In many respects, determining which topics to write about in a blog is the hardest and most important step in the process. A well-written blog post on a topic that your target reader doesn’t care about won’t be successful. Neither will a post that covers a topic that has already been discussed in a hundred other posts on the Internet. Of course, it’s also important during topic selection to ensure that you can actually write compellingly about the topics you select.

Weighing all of these considerations to arrive at a good topic is hard work, and is one of the most time-consuming parts of the blogging process.

Blog outline

At Fixate, we don’t always produce outlines for blog content and ask clients to review them. Sometimes, we simply give our practitioner-writers a topic and let them run with it. They are the experts, after all, and our goal is to ask for as little of our clients’ time as possible.

But in cases where content needs to align with specific technical or marketing goals, we work with the writers to outline content before it is written, and ask our clients to review those outlines.
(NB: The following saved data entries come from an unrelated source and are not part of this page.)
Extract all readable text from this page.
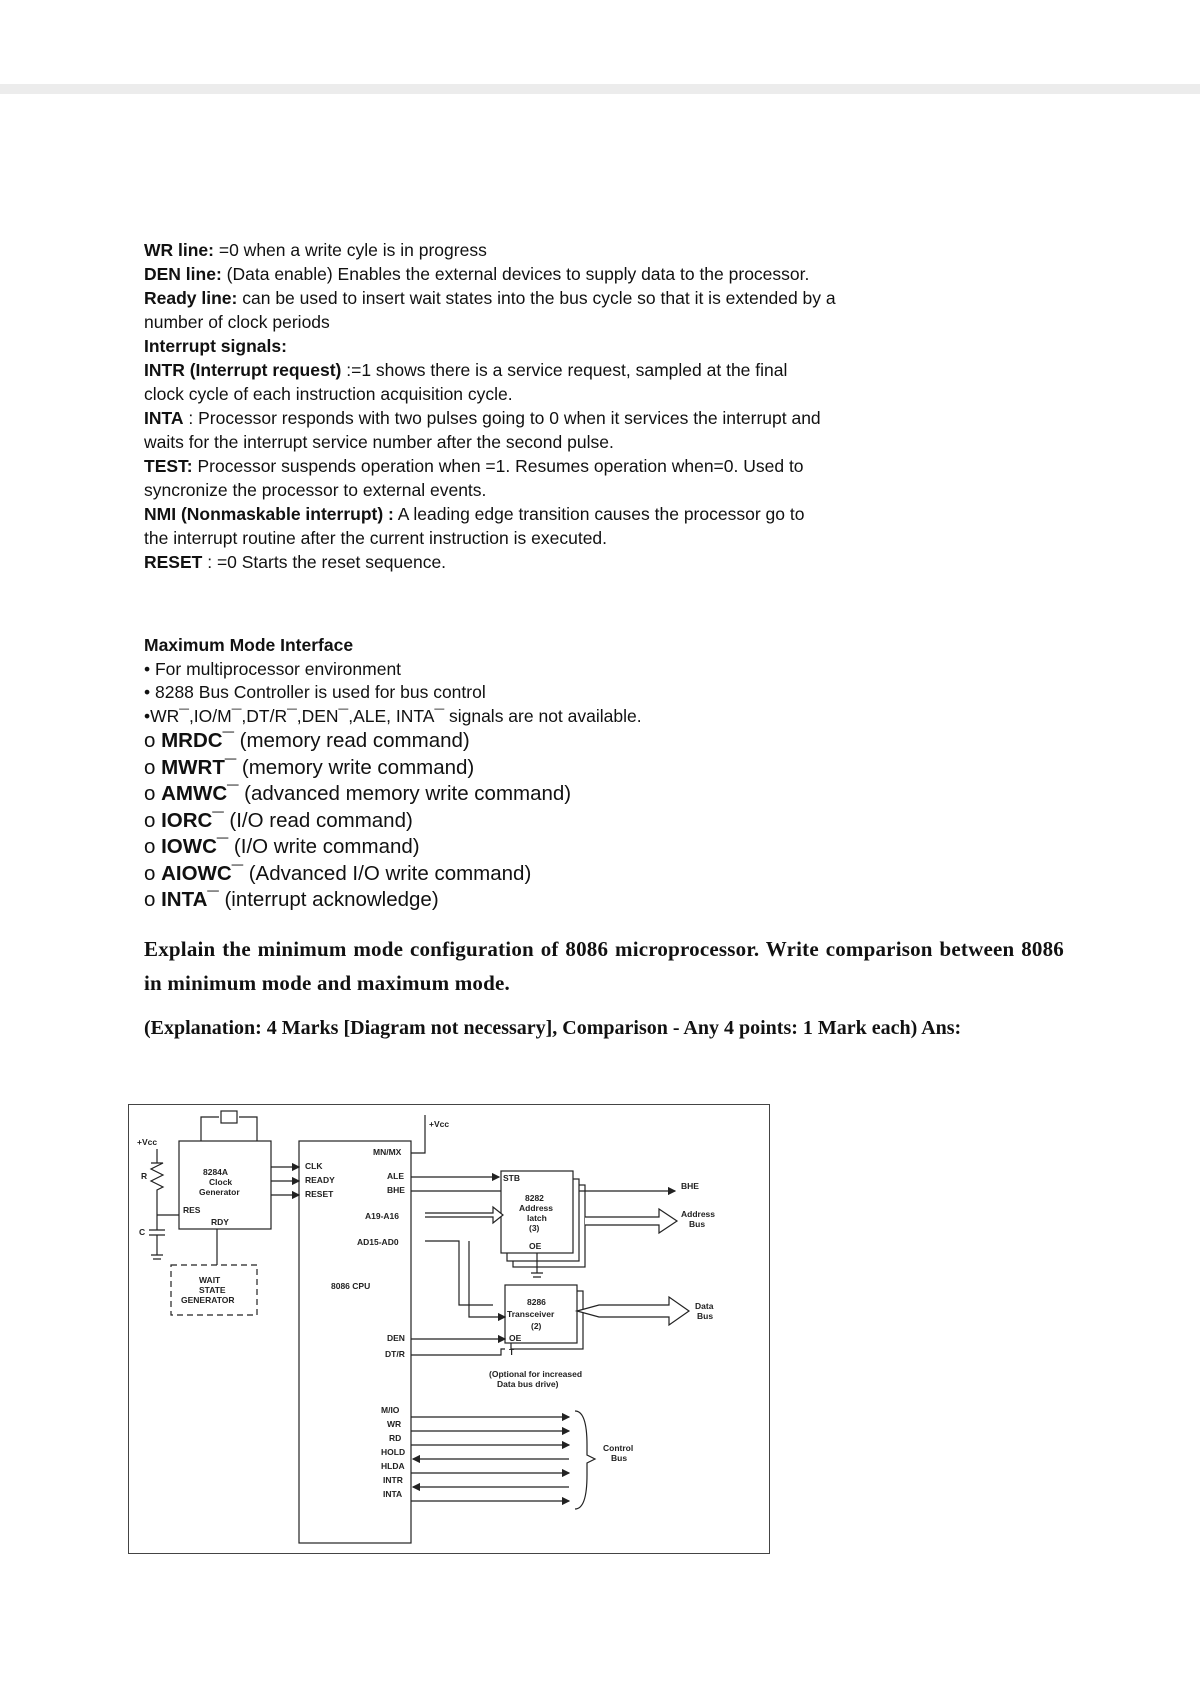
WR line: =0 when a write cyle is in progress
DEN line: (Data enable) Enables the external devices to supply data to the processor.
Ready line: can be used to insert wait states into the bus cycle so that it is extended by a
number of clock periods
Interrupt signals:
INTR (Interrupt request) :=1 shows there is a service request, sampled at the final
clock cycle of each instruction acquisition cycle.
INTA : Processor responds with two pulses going to 0 when it services the interrupt and
waits for the interrupt service number after the second pulse.
TEST: Processor suspends operation when =1. Resumes operation when=0. Used to
syncronize the processor to external events.
NMI (Nonmaskable interrupt) : A leading edge transition causes the processor go to
the interrupt routine after the current instruction is executed.
RESET : =0 Starts the reset sequence.
Maximum Mode Interface
• For multiprocessor environment
• 8288 Bus Controller is used for bus control
•WR¯,IO/M¯,DT/R¯,DEN¯,ALE, INTA¯ signals are not available.
o MRDC¯ (memory read command)
o MWRT¯ (memory write command)
o AMWC¯ (advanced memory write command)
o IORC¯ (I/O read command)
o IOWC¯ (I/O write command)
o AIOWC¯ (Advanced I/O write command)
o INTA¯ (interrupt acknowledge)
Explain the minimum mode configuration of 8086 microprocessor. Write comparison between 8086 in minimum mode and maximum mode.
(Explanation: 4 Marks [Diagram not necessary], Comparison - Any 4 points: 1 Mark each) Ans:
+Vcc
+Vcc
R
C
8284A
Clock
Generator
RES
RDY
WAIT
STATE
GENERATOR
CLK
READY
RESET
MN/MX
ALE
BHE
A19-A16
AD15-AD0
8086 CPU
DEN
DT/R
STB
8282
Address
latch
(3)
OE
BHE
Address
Bus
8286
Transceiver
(2)
OE
T
Data
Bus
(Optional for increased
Data bus drive)
M/IO
WR
RD
HOLD
HLDA
INTR
INTA
Control
Bus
Outlines create some extra up front work, but they make the process faster overall in the long run.

Blog post review

Even short blog posts go through a lengthy and multi-stage review process at Fixate.

Review starts with having other developers or IT engineers review each post via our peer-review process. Our editorial staff then performs their own reviews — one for content, and one for copy editing. Finally, our senior editor signs off on the content before it is delivered to clients.

Throughout the review process, blog posts are revised and updated in response to comments. By the end of it, posts are lean, mean and ready to be published by our clients as soon as we deliver them.

Performance assessment

The blog process doesn’t end with publication. We also carefully assess how blogs perform once they are published.

Since most of the blogs we write are published on third-party sites, collecting performance metrics is a bit tricky, but we have various strategies for assessing how well a post performs. Sometimes, our clients share data like page views and bounce rates with us directly. And we can always track things like how often a post is shared on social media or referenced within other posts.

Assessing blog performance is critical for helping us to understand what works and what doesn’t. It’s especially important given that the preferences of technical audiences are always changing, and the topics or styles that work well this month may not prove as effective in the next.

Conclusion

Writing a blog post might seem as simple as putting some words about a random technical topic on your screen and hitting Publish in WordPress — and it is, if you are not worried about writing a post that will mesh well with your target readers.

High-value blog content requires a much more thorough and systematic production process. It’s a process that demands a lot of expertise and experience in writing effective blog content. It’s also one that takes a lot of time (the Fixate editorial team and network of peer reviewers spend about 12 hours per post just on planning and review, not counting the time it takes to write the post itself).

So, unless you want a blog post equivalent to this paint job, don’t underestimate how much time and effort it takes to produce truly successful technical blog content.